Now, I’ll be the first to admit, I’ve never been the biggest fan of documentary cinema. I’m not even sure why I haven’t, I kinda struggle to get invested and drawn in by it, it feels like there’s an element of the unknown that’s missing from fiction films. I was worried that, while I was watching Stories We Tell that I’d, for want of more subtle phrasing, get bored. And while I did find that, as the narrative was shown more, that earlier elements were almost redundant, I was still intrigued as to exactly how it would unfold. These almost redundant elements did irritate me at times though, leading to what were almost pacing issues. Not that it’s a particularly long film (just shy of an hour fifty), but in exploring in detail only the elements of the story that were shown in the latter half of the film, parts of the first half become almost irrelevant. But the more I’ve thought about the film, and, as I’ve mentioned a couple of times in this review, it occurred to me that the story itself is only about 50% of what Stories We Tell is about. In fact, the more I’ve thought about the film, the more it’s hit me that the storytelling is more important than the story itself. The medium of film itself is foregrounded throughout (it’s almost constructivist in it’s approach) – we see Sarah filming things that are shown later, we see Michael in the recording studio as he records the voiceover used throughout the film. The way the story is told may have some issues, but that almost feels like the point.

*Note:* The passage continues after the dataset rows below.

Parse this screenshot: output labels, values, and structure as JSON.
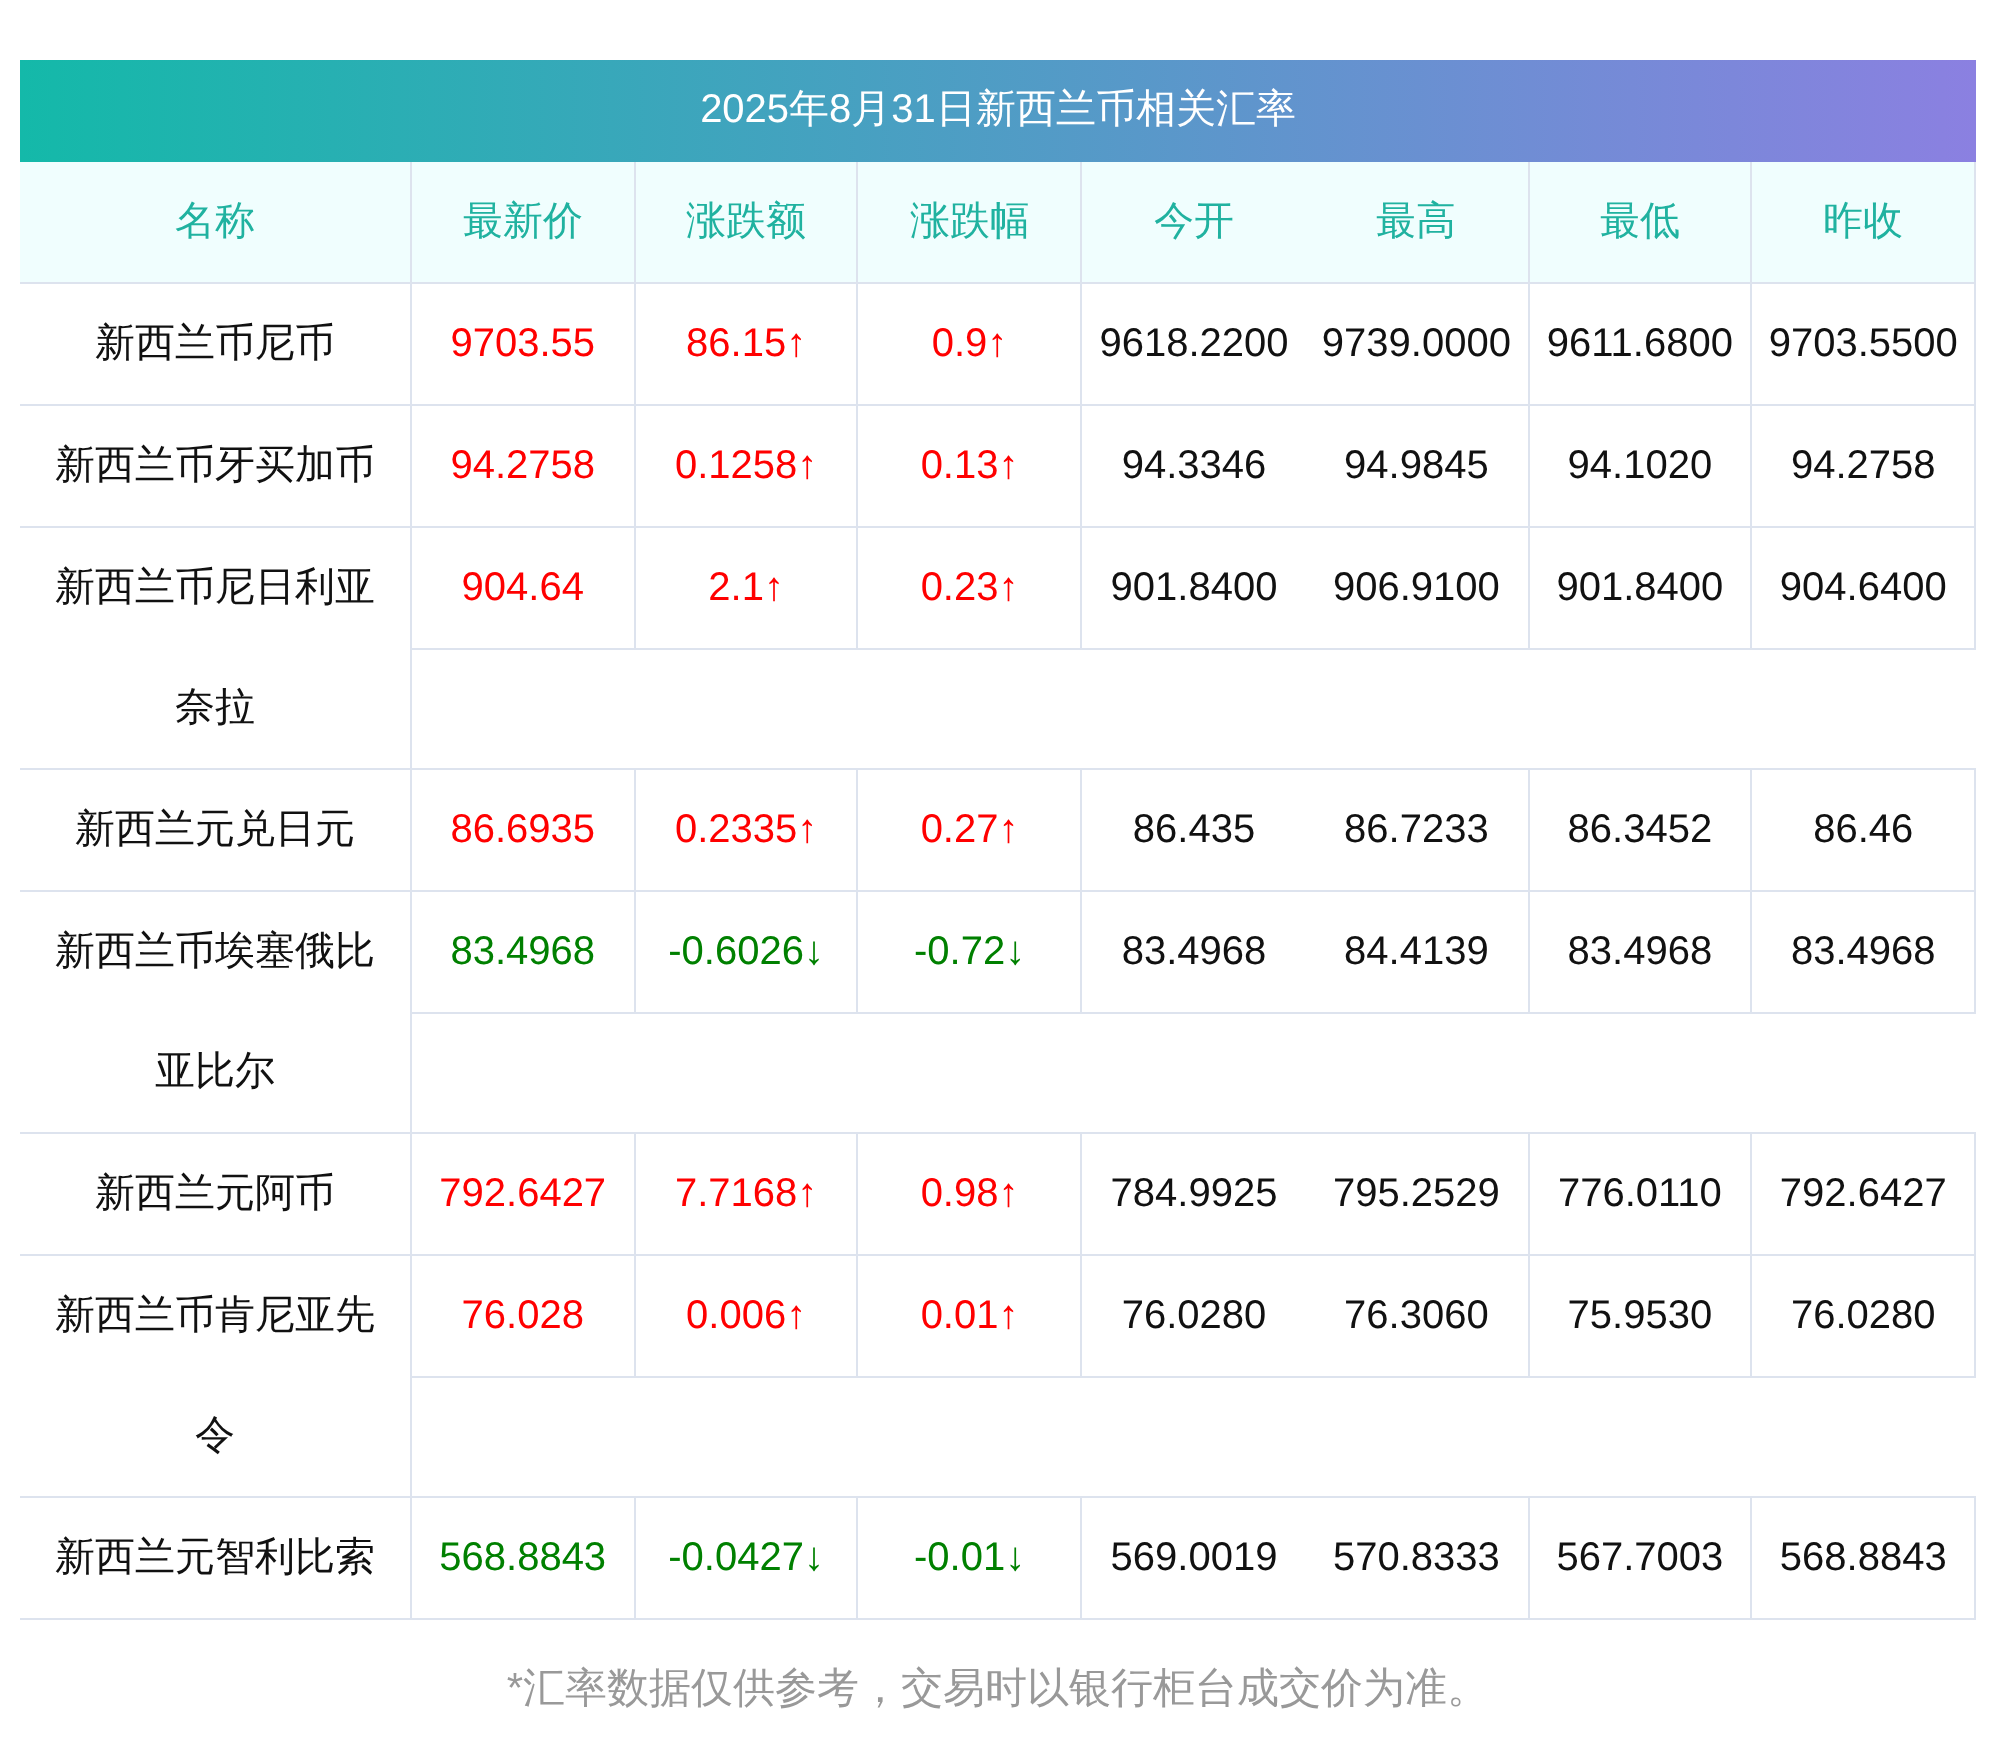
{
  "title": "2025年8月31日新西兰币相关汇率",
  "columns": [
    "名称",
    "最新价",
    "涨跌额",
    "涨跌幅",
    "今开",
    "最高",
    "最低",
    "昨收"
  ],
  "rows": [
    {
      "name": "新西兰币尼币",
      "color": "#ff0000",
      "latest": "9703.55",
      "change": "86.15↑",
      "change_pct": "0.9↑",
      "open": "9618.2200",
      "high": "9739.0000",
      "low": "9611.6800",
      "prev_close": "9703.5500"
    },
    {
      "name": "新西兰币牙买加币",
      "color": "#ff0000",
      "latest": "94.2758",
      "change": "0.1258↑",
      "change_pct": "0.13↑",
      "open": "94.3346",
      "high": "94.9845",
      "low": "94.1020",
      "prev_close": "94.2758"
    },
    {
      "name": "新西兰币尼日利亚奈拉",
      "color": "#ff0000",
      "latest": "904.64",
      "change": "2.1↑",
      "change_pct": "0.23↑",
      "open": "901.8400",
      "high": "906.9100",
      "low": "901.8400",
      "prev_close": "904.6400"
    },
    {
      "name": "新西兰元兑日元",
      "color": "#ff0000",
      "latest": "86.6935",
      "change": "0.2335↑",
      "change_pct": "0.27↑",
      "open": "86.435",
      "high": "86.7233",
      "low": "86.3452",
      "prev_close": "86.46"
    },
    {
      "name": "新西兰币埃塞俄比亚比尔",
      "color": "#008000",
      "latest": "83.4968",
      "change": "-0.6026↓",
      "change_pct": "-0.72↓",
      "open": "83.4968",
      "high": "84.4139",
      "low": "83.4968",
      "prev_close": "83.4968"
    },
    {
      "name": "新西兰元阿币",
      "color": "#ff0000",
      "latest": "792.6427",
      "change": "7.7168↑",
      "change_pct": "0.98↑",
      "open": "784.9925",
      "high": "795.2529",
      "low": "776.0110",
      "prev_close": "792.6427"
    },
    {
      "name": "新西兰币肯尼亚先令",
      "color": "#ff0000",
      "latest": "76.028",
      "change": "0.006↑",
      "change_pct": "0.01↑",
      "open": "76.0280",
      "high": "76.3060",
      "low": "75.9530",
      "prev_close": "76.0280"
    },
    {
      "name": "新西兰元智利比索",
      "color": "#008000",
      "latest": "568.8843",
      "change": "-0.0427↓",
      "change_pct": "-0.01↓",
      "open": "569.0019",
      "high": "570.8333",
      "low": "567.7003",
      "prev_close": "568.8843"
    }
  ],
  "footnote": "*汇率数据仅供参考，交易时以银行柜台成交价为准。"
}
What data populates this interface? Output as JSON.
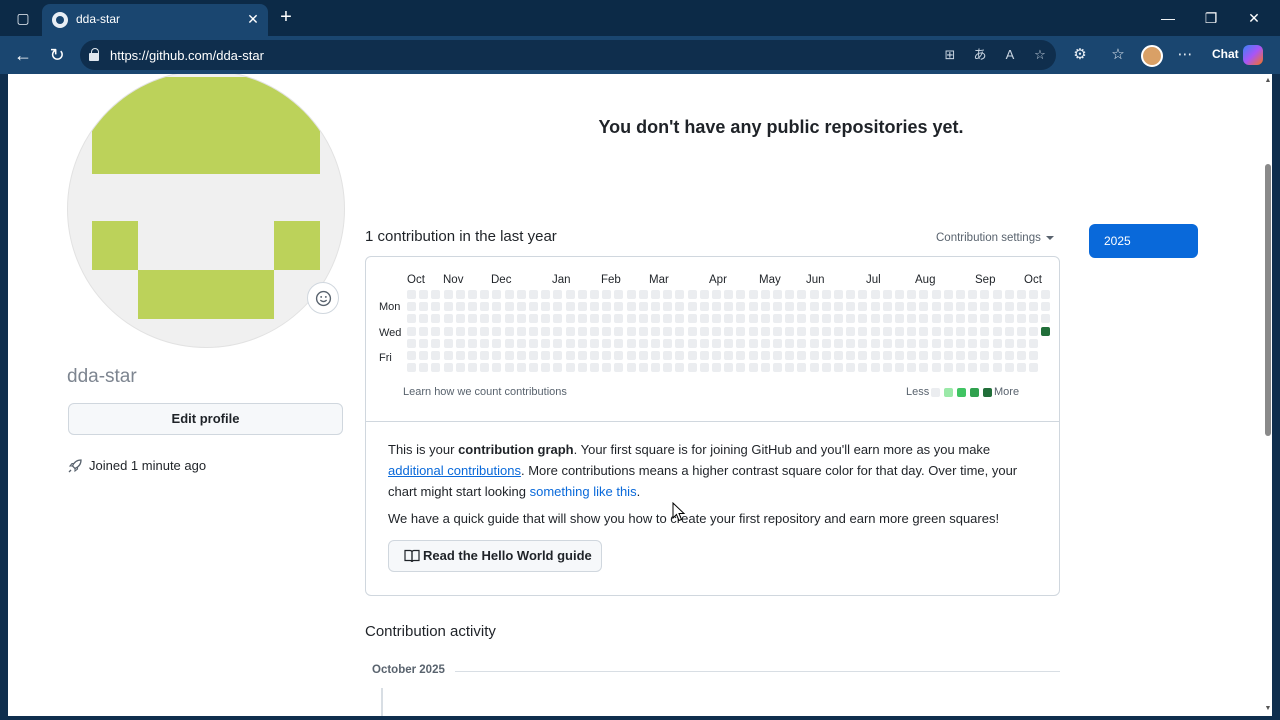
{
  "browser": {
    "tab_title": "dda-star",
    "url": "https://github.com/dda-star",
    "chat_label": "Chat",
    "icons": [
      "tab-actions-icon",
      "close-icon",
      "new-tab-icon",
      "minimize-icon",
      "restore-icon",
      "window-close-icon",
      "back-icon",
      "refresh-icon",
      "lock-icon",
      "app-available-icon",
      "translate-icon",
      "read-aloud-icon",
      "favorite-star-icon",
      "extensions-icon",
      "favorites-icon",
      "profile-avatar",
      "more-icon",
      "copilot-icon"
    ]
  },
  "profile": {
    "username": "dda-star",
    "edit_label": "Edit profile",
    "joined": "Joined 1 minute ago",
    "identicon_color": "#bcd25a"
  },
  "main": {
    "no_repos": "You don't have any public repositories yet.",
    "contrib_count": "1 contribution in the last year",
    "contrib_settings": "Contribution settings",
    "year": "2025"
  },
  "graph": {
    "months": [
      "Oct",
      "Nov",
      "Dec",
      "Jan",
      "Feb",
      "Mar",
      "Apr",
      "May",
      "Jun",
      "Jul",
      "Aug",
      "Sep",
      "Oct"
    ],
    "days": [
      "Mon",
      "Wed",
      "Fri"
    ],
    "learn_link": "Learn how we count contributions",
    "legend_less": "Less",
    "legend_more": "More",
    "legend_colors": [
      "#ebedf0",
      "#9be9a8",
      "#40c463",
      "#30a14e",
      "#216e39"
    ],
    "active_cell": {
      "week": 52,
      "day": "Wed",
      "level": 4
    }
  },
  "info": {
    "p1_a": "This is your ",
    "p1_bold": "contribution graph",
    "p1_b": ". Your first square is for joining GitHub and you'll earn more as you make ",
    "p1_link1": "additional contributions",
    "p1_c": ". More contributions means a higher contrast square color for that day. Over time, your chart might start looking ",
    "p1_link2": "something like this",
    "p1_d": ".",
    "p2": "We have a quick guide that will show you how to create your first repository and earn more green squares!",
    "guide_label": "Read the Hello World guide"
  },
  "activity": {
    "title": "Contribution activity",
    "month": "October 2025"
  }
}
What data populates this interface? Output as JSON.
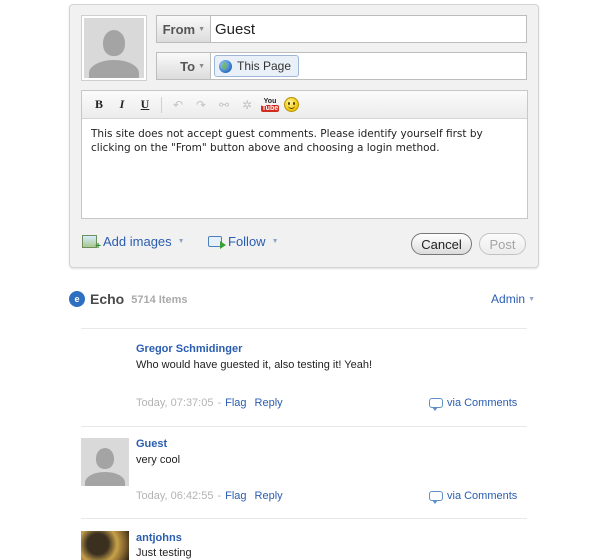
{
  "composer": {
    "from_label": "From",
    "from_value": "Guest",
    "to_label": "To",
    "to_value": "This Page",
    "toolbar": {
      "bold": "B",
      "italic": "I",
      "underline": "U",
      "undo": "↶",
      "redo": "↷",
      "link": "⚯",
      "unlink": "✲",
      "youtube_top": "You",
      "youtube_bottom": "Tube"
    },
    "message": "This site does not accept guest comments. Please identify yourself first by clicking on the \"From\" button above and choosing a login method.",
    "add_images_label": "Add images",
    "follow_label": "Follow",
    "cancel_label": "Cancel",
    "post_label": "Post"
  },
  "echo": {
    "title": "Echo",
    "count": "5714 Items",
    "admin_label": "Admin"
  },
  "comments": [
    {
      "author": "Gregor Schmidinger",
      "text": "Who would have guested it, also testing it! Yeah!",
      "timestamp": "Today, 07:37:05",
      "flag": "Flag",
      "reply": "Reply",
      "via": "via Comments"
    },
    {
      "author": "Guest",
      "text": "very cool",
      "timestamp": "Today, 06:42:55",
      "flag": "Flag",
      "reply": "Reply",
      "via": "via Comments"
    },
    {
      "author": "antjohns",
      "text": "Just testing"
    }
  ],
  "colors": {
    "link": "#2a5db0",
    "muted": "#b3b3b3",
    "panel": "#f1f1f1"
  }
}
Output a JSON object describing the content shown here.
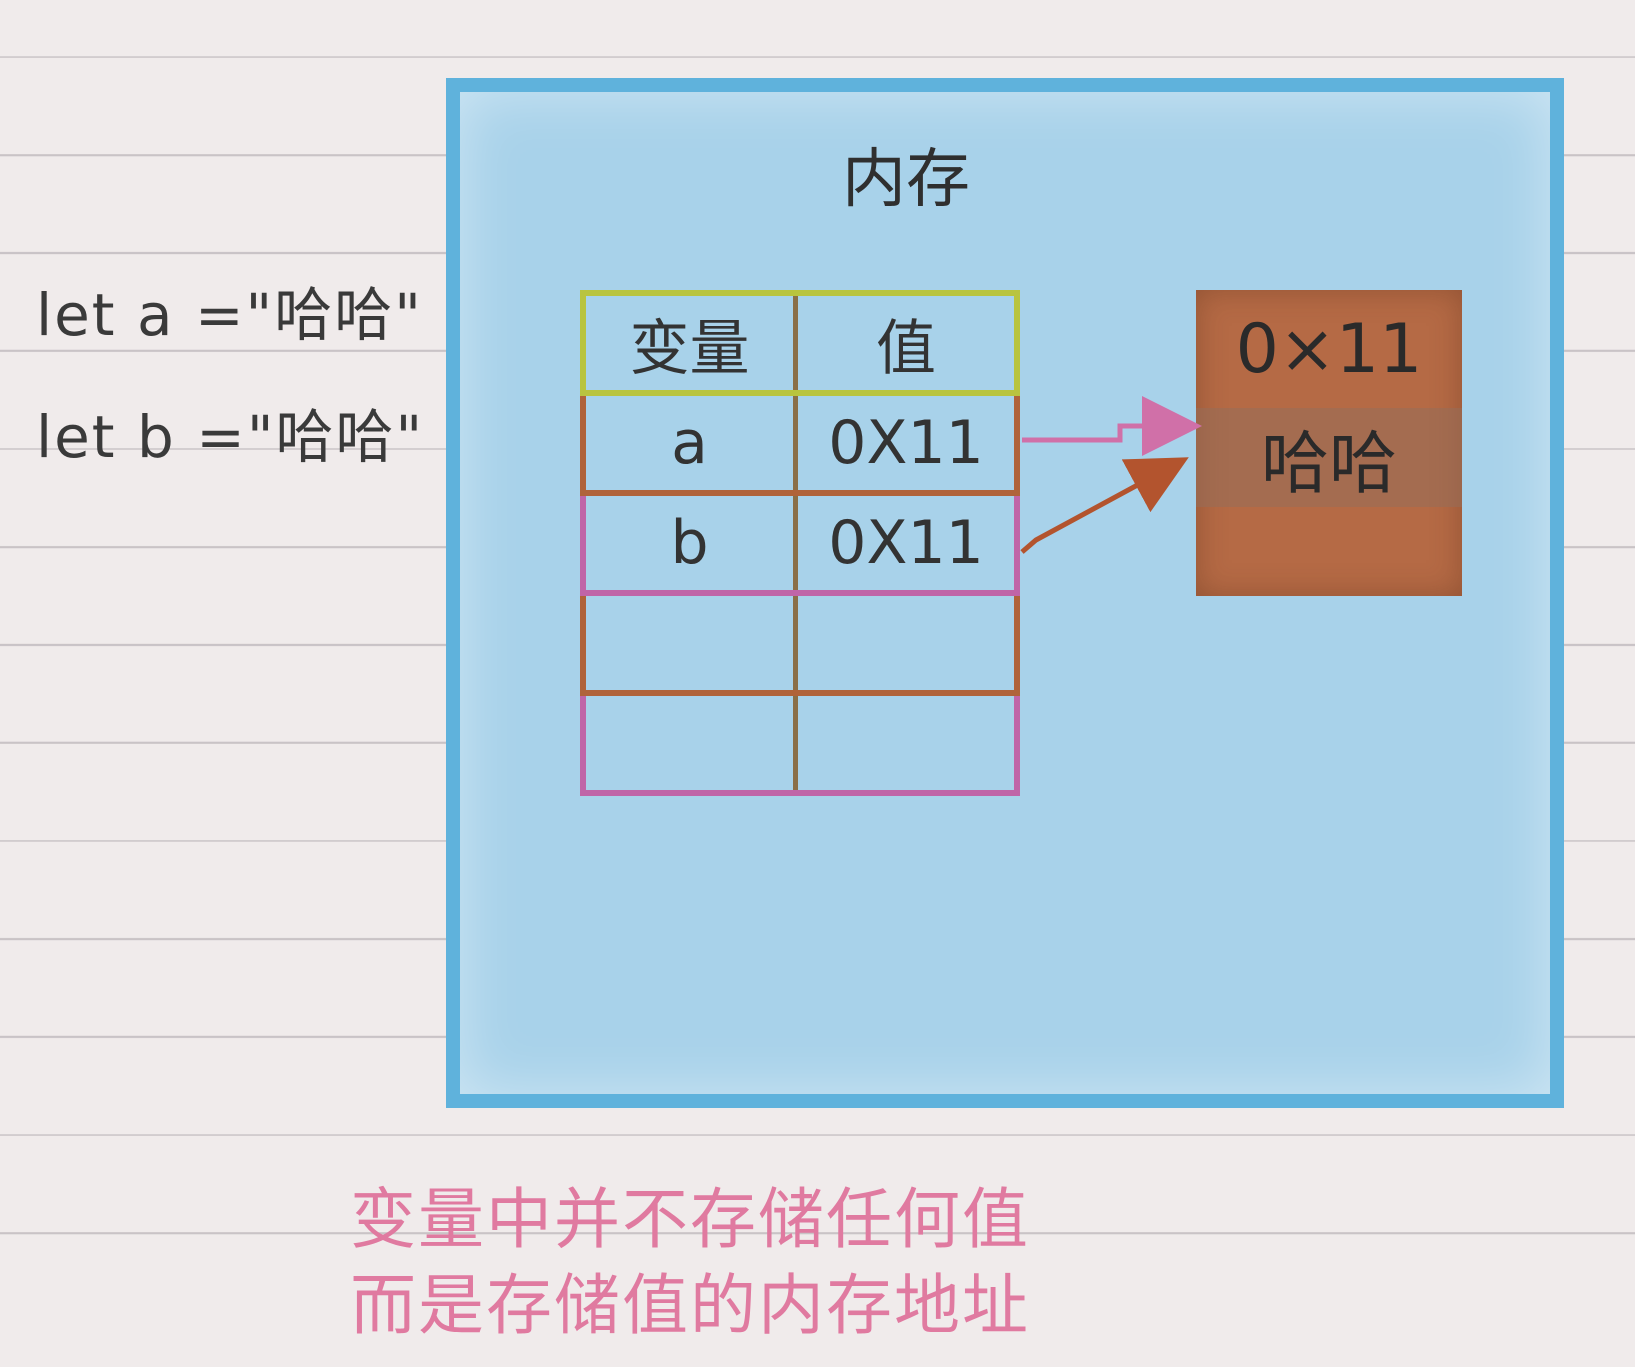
{
  "code": {
    "line1": "let a =\"哈哈\"",
    "line2": "let b =\"哈哈\""
  },
  "memory": {
    "title": "内存",
    "table": {
      "headers": [
        "变量",
        "值"
      ],
      "rows": [
        {
          "variable": "a",
          "value": "0X11"
        },
        {
          "variable": "b",
          "value": "0X11"
        },
        {
          "variable": "",
          "value": ""
        },
        {
          "variable": "",
          "value": ""
        }
      ]
    },
    "heap": {
      "address": "0×11",
      "value": "哈哈"
    }
  },
  "note": {
    "line1": "变量中并不存储任何值",
    "line2": "而是存储值的内存地址"
  },
  "colors": {
    "memory_fill": "#a8d2ea",
    "memory_border": "#5fb2dc",
    "heap_fill": "#b56a45",
    "note_text": "#e07aa0",
    "arrow_a": "#d070a8",
    "arrow_b": "#b3542e"
  }
}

One of the only documentaries I’ve seen in a movie theatre, there’s a lot to say about Stories We Tell. A fractured, contradictory narrative is used as a springboard to consider broader themes – memory, family, and the art of telling stories. With a unique visual style and foregrounding of the cinematic medium, it is a film of subtlety, nuance and complexity. A small marvel, and the first great film I’ve seen all year.